23 February 2006

US Feared Irish Civil War After Bloody Sunday - Documents Reveal

Derry Journal

Tuesday 21st February 2006

Following the murder of 14 people on the streets of Derry in 1972, the US government was warned by its Dublin embassy staff that civil war was looming should the Americans fail to put pressure on the British Government to change its Ireland policy. White House and US State Department papers released this week from February 1972 state that the warning from embassy staff to the American administration argued US national interests could suffer if the conflict in Ireland evolved into all out warfare. Embassy staff feared Britain would be forced to withdraw troops from NATO duties and reassign them to Ireland. This opinion was formed when political relations between Ireland and England were at their lowest ebb. The English embassy had been burned by protestors following deaths of 13 of the Bloody Sunday victims.

"The sober view," stated the American Embassy report as recorded in US State Department papers released this week, "of people in the government here and of most of the diplomatic corps - including ourselves and members of the British mission is that the present course of events on this island, if not modified by a change in British policy, runs a grave risk of leading to civil war, or at least further bloodshed..." The British were forced to react to the growing US unrest over the question of Ireland following the massacre in Derry. Britain, through National Foreign Secretary Alec Douglas-Home, informed the White House that: "If the majority of Northern Ireland wanted reunification then we should gladly accept but two thirds of the population remain absolutely opposed."

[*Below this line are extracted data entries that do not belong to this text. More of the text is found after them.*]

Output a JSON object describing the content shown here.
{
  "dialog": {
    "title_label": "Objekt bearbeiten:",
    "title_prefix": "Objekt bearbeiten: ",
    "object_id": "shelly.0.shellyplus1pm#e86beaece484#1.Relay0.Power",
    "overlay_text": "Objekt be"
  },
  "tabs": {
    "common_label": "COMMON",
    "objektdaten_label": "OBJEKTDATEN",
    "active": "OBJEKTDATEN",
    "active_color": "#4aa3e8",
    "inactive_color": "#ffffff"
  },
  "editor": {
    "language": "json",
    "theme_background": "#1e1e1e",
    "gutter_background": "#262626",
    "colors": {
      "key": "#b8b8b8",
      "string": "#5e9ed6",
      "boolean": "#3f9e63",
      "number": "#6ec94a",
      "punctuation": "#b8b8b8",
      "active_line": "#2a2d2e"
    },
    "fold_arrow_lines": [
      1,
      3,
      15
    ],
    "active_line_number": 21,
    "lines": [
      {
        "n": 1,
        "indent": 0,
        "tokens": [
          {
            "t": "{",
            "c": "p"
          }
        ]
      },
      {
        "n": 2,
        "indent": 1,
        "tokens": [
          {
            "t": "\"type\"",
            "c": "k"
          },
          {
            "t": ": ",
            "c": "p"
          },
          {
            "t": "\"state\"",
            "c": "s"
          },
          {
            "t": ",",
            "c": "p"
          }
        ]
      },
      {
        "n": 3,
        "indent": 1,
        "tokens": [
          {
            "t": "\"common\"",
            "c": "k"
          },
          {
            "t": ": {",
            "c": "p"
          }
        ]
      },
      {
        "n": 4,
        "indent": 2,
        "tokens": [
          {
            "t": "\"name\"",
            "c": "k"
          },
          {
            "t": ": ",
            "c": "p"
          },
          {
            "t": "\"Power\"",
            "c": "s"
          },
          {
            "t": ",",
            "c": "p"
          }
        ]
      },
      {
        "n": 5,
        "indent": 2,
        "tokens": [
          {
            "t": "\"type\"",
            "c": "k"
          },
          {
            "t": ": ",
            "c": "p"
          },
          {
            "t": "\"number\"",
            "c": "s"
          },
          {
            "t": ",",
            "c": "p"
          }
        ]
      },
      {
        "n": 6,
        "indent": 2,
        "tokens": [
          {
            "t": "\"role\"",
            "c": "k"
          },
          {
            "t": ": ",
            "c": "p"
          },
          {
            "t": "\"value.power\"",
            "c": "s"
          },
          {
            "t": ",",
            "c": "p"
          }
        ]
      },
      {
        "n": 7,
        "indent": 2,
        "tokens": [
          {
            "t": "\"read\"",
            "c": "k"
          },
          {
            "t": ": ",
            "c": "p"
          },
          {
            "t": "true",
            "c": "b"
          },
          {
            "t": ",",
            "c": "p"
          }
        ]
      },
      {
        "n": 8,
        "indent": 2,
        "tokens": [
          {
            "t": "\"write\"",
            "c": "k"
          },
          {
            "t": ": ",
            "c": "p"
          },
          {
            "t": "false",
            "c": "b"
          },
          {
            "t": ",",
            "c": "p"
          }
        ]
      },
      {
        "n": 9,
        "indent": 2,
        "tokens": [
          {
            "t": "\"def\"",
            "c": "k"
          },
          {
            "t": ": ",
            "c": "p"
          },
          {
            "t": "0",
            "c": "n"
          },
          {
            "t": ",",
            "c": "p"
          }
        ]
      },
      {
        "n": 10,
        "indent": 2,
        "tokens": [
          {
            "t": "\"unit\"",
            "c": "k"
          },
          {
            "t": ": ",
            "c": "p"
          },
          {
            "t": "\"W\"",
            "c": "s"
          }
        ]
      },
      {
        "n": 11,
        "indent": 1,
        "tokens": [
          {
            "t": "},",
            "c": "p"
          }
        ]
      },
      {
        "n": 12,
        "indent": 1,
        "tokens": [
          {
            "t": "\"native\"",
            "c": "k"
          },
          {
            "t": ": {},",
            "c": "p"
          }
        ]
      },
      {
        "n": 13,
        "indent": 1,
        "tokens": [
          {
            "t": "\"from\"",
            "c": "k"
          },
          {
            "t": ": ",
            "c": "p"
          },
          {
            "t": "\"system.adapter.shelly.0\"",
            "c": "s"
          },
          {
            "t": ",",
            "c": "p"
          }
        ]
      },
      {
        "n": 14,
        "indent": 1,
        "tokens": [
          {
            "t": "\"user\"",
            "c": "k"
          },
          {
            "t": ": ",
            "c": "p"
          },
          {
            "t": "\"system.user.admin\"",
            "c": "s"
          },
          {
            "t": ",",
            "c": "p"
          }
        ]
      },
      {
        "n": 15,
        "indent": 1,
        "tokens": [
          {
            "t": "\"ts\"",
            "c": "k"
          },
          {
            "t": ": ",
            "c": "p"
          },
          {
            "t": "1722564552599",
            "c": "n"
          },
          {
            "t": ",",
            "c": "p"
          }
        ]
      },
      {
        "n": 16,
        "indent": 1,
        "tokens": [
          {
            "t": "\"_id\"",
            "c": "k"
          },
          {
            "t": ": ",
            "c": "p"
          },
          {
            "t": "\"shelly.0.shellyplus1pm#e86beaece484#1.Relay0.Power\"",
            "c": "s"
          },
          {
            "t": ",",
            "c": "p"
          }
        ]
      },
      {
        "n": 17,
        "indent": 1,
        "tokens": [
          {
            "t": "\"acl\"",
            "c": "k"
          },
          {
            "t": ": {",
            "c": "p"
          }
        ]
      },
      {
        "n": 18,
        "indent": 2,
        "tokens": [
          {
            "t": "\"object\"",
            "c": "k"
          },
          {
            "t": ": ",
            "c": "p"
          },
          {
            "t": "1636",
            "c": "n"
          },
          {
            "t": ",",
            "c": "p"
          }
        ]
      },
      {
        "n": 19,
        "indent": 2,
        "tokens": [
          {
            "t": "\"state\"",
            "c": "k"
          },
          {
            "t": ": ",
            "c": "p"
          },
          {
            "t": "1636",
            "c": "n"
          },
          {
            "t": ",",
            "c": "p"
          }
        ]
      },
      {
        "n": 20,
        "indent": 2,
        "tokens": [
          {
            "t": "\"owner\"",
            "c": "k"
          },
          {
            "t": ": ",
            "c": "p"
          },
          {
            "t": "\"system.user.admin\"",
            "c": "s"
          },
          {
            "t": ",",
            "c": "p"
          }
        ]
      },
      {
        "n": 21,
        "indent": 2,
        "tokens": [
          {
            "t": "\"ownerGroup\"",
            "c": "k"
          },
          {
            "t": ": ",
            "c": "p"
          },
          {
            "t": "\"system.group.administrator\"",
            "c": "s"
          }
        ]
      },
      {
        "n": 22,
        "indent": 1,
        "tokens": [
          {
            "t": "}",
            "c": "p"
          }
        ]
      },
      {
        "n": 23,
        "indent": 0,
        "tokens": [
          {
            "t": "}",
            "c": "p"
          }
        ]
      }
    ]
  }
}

Veteran journalist and civil rights campaigner Eamon McCann, after studying the recently declassified papers said: "It is interesting to note that after 30 years of conflict and over 3000 deaths that the British Government position in relation to Northern Ireland hasn't changed. "I find it interesting," said McCann that, "the response of the British Government was to reiterate the majority rule proposal. These papers in effect confirm the British were saying they had no commitment in principle to the union. So even after 30 years of troubles and the Good Friday Agreement, the basic British position remains the same."

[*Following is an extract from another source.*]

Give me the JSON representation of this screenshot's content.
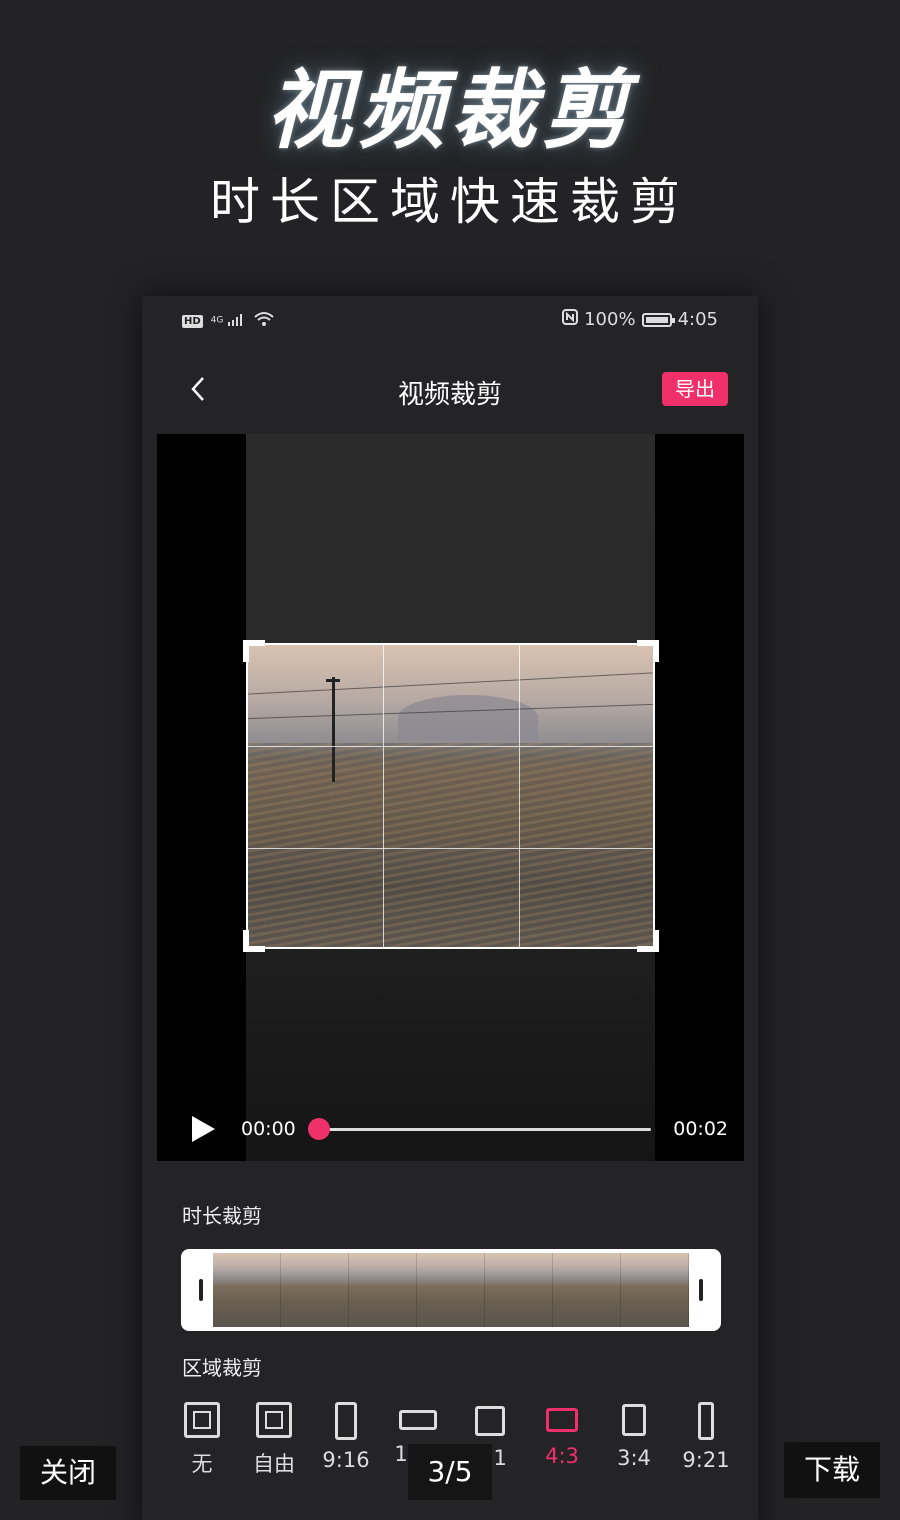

The report also noted that the US government had no basis to intervene in the domestic affairs of another country. However The American position on Northern Ireland Mr. McCann commented was one of pure self-interest, serving only their own national security issues. The report to Washington further stated: "If this present course is not altered and this island becomes convulsed, it is difficult to predict which sort of Dublin Government would emerge in the aftermath, with significant consequences for ourselves, the EEC and Western Europe. "Finally," concluded the document, "we think that our government would wish to say it did not stand by unconcernedly as Ireland headed toward bloodshed."